I was in the music business in Nashville, TN for over thirty years. I retired a few months ago. It’s nice to focus on writing now.

Which author(s) inspire you?

Pat Conroy is my favorite writer. I’m from the same area of the American South that he was, so his stories speak directly to my soul and his writing is just so beautiful. I’m also inspired by the works of Toni Morrison. She makes me want to be a better writer.

Which genres do you read yourself?

I mostly read adult genres – literary fiction, queer lit, mysteries, and thrillers. Depends on my mood.

What is your biggest motivator?

The young readers out there who don’t have access to books in which they can see themselves. Representation matters. It can save lives.

What will always distract you?

Great television. I devote way too much time to “my stories,” as my grandmother used to call them.

How much (if any) say do you have in your book covers?

I have some say, especially in the beginning of the process and in choosing an illustrator for the cover. The final say is out of my hands, though. I have book covers I love, and a couple I don’t.

Were you a big reader as a child?

I wouldn’t say that I was a “big” reader as a child. That came later – when I was in my early twenties and I would read anything and everything. I didn’t know to be intimidated by a 900 page book then!

What were your favourite childhood books?

I absolutely loved the Encyclopedia Brown books and the Box Car Children series. How To Eat Fried Worms was also a favorite!

Do you have a favourite bookshop? If so, which?

I’m lucky that my favorite bookshop is located in Nashville, TN, where I live. Parnassus Books was founded around eleven years ago by Karen Hayes and #1 New York Times Best Selling author, Ann Patchett. It’s going stronger than ever. The staff is amazing. The customer service is amazing. The book selection is amazing. The events are amazing. And the shop dogs – you guessed it – amazing!

What books can you not resist buying?

Anything a bookseller recommends to me while I’m shopping.

Do you have any rituals when writing?

For some reason I have to be on the sofa, on my laptop, with my dogs piled around me. And usually first thing in the morning is the best time of day for me to write, before my head gets clouded with life stresses.

How many books are in your own physical TBR pile?

I just counted nine on my end table.

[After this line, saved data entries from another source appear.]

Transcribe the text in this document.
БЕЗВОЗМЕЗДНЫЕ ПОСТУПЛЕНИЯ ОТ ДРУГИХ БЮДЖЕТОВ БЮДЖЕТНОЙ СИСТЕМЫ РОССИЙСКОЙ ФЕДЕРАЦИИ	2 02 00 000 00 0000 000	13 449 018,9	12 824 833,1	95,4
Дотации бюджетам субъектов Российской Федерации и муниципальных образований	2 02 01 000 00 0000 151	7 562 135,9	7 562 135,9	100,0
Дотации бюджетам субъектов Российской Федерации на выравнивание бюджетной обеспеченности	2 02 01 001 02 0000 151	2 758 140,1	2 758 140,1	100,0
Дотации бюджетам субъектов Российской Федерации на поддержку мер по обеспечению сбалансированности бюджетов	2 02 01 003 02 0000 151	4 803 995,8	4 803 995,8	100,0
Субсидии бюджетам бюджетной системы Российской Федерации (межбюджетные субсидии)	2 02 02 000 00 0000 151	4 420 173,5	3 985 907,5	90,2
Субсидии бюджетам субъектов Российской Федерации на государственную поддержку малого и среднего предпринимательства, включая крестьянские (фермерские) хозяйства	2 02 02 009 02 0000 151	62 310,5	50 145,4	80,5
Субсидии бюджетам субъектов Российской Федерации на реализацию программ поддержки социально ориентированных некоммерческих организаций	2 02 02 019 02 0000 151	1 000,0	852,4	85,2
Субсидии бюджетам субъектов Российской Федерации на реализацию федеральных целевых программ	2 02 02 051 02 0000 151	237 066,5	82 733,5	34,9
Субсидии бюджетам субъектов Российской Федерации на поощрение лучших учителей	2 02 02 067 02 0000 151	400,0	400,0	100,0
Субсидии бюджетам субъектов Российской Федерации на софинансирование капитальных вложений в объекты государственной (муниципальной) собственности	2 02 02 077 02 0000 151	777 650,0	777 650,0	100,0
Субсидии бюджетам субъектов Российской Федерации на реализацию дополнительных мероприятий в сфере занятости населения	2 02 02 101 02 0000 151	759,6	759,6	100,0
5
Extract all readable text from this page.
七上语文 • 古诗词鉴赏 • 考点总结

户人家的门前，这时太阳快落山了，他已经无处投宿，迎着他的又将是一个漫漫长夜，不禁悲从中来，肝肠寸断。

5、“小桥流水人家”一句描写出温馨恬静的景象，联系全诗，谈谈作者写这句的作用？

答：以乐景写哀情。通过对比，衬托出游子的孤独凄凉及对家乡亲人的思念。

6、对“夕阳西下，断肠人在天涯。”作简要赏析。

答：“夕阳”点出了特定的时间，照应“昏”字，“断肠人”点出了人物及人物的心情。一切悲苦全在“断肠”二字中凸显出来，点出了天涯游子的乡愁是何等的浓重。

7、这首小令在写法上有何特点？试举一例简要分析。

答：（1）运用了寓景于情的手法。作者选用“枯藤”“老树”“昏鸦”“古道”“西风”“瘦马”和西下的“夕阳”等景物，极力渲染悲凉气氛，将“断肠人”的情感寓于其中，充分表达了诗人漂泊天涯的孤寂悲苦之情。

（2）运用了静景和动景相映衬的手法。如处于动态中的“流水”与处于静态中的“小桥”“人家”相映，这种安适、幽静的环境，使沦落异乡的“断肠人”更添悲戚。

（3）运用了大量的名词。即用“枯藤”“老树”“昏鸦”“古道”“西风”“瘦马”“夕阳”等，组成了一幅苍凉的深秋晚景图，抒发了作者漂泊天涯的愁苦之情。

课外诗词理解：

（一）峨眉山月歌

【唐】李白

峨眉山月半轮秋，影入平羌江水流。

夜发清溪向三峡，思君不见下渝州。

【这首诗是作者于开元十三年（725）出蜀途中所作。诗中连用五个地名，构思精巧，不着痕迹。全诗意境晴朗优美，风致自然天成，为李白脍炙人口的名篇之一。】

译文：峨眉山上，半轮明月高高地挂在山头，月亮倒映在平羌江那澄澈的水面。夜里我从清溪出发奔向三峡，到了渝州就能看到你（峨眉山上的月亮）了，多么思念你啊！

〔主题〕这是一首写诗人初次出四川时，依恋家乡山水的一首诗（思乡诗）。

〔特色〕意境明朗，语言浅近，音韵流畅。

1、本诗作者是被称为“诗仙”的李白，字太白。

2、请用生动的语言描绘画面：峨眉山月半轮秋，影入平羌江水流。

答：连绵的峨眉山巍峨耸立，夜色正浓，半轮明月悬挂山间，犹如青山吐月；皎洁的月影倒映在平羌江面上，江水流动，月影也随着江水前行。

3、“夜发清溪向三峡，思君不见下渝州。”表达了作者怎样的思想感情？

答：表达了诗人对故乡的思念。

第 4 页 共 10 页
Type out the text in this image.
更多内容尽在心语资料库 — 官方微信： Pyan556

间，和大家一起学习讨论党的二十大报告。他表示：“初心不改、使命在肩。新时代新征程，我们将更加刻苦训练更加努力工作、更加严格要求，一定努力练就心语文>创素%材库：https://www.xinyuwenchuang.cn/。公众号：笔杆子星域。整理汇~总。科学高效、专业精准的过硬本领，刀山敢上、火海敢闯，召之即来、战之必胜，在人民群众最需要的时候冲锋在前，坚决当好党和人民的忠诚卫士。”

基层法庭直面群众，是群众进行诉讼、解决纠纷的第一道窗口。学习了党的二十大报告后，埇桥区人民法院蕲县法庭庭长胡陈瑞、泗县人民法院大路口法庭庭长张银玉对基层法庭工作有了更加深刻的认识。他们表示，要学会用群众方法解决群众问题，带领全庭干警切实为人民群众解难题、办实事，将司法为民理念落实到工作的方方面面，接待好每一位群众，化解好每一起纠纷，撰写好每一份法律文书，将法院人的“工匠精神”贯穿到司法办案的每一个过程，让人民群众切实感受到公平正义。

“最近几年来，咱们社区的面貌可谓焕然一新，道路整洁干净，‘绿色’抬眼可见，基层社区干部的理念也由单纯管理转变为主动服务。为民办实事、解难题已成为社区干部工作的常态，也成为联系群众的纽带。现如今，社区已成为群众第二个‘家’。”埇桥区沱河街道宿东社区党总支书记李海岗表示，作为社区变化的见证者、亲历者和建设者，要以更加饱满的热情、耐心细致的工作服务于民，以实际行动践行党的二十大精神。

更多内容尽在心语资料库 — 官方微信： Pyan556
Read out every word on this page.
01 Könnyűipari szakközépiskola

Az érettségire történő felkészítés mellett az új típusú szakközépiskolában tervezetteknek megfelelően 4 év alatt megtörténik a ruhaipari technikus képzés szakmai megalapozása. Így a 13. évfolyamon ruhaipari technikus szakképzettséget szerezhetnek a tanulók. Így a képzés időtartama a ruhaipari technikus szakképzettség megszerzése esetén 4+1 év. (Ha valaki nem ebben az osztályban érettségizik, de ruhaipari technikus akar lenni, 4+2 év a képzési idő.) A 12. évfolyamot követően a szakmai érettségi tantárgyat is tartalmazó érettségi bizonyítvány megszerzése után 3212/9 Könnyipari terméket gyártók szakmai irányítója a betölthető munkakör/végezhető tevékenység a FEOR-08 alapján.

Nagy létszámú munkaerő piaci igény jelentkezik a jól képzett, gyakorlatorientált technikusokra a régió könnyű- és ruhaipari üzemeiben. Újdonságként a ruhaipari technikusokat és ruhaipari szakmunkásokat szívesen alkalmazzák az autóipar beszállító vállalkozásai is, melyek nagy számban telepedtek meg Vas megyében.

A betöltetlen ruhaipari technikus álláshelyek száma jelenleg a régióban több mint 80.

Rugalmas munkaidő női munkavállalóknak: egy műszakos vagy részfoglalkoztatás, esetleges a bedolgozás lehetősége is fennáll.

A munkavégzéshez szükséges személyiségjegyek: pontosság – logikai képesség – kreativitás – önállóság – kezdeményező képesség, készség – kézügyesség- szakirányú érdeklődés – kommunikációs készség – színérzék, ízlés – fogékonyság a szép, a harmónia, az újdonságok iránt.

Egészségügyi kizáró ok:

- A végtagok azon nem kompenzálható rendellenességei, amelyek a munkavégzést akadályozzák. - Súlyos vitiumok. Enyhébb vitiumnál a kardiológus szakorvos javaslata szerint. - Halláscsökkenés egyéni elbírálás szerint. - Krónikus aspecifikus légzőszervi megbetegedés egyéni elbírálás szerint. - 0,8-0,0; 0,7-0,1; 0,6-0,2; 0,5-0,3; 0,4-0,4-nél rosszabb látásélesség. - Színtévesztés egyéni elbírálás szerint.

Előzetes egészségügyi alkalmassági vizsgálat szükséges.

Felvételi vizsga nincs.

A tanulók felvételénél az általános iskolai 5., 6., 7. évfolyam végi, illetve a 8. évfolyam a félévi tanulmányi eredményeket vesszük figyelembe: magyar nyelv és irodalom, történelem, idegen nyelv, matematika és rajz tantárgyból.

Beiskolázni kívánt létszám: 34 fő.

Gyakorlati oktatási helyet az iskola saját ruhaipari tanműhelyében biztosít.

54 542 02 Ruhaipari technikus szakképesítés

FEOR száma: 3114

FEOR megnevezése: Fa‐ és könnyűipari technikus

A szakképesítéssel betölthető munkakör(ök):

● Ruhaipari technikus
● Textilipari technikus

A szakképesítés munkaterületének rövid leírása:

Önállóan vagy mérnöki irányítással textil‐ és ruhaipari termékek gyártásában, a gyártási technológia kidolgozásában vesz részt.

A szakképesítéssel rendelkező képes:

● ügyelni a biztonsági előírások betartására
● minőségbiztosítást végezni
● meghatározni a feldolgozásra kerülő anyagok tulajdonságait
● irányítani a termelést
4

But that doesn’t include my audiobook wish list.

What is your current or latest read?

I recently finished Lark Ascending by Silas House. One of my favorites this year.

Any books that you’re looking forward to in the next 12 months?

The Shards by Bret Easton Ellis. I’ve never read one of his books. It’s time.

Any plans or projects in the near future you can tell us about?

A film adaption of The Whispers is in the works. It’s being produced by Peter Spears who also produced Call Me By Your Name and Academy Award winner for Best Picture, Nomadland. The screenplay is currently being written. Also, my middle grade novel Middle School’s a Drag, You Better Werk! is being adapted for television by NBC/Universal and Harry Potter and Paddington producer, David Heyman.

Finally, what inspired you to write the genre you do?

As a gay kid growing up in the American South, I didn’t have access to books about boys like me. That made me feel incredibly alone, and like I was the only boy in the world who liked other boys. One book, one story in which I could have seen myself would have made all the difference to me. It would have let me know that I wasn’t alone. It would have given me hope. And I know from talking to kids today that there still exists problems of access and representation. So, my mission is to write the kind of books that I wish I would have had when I was young. I want to give those kids hope. And I want them to have their happily-ever-afters.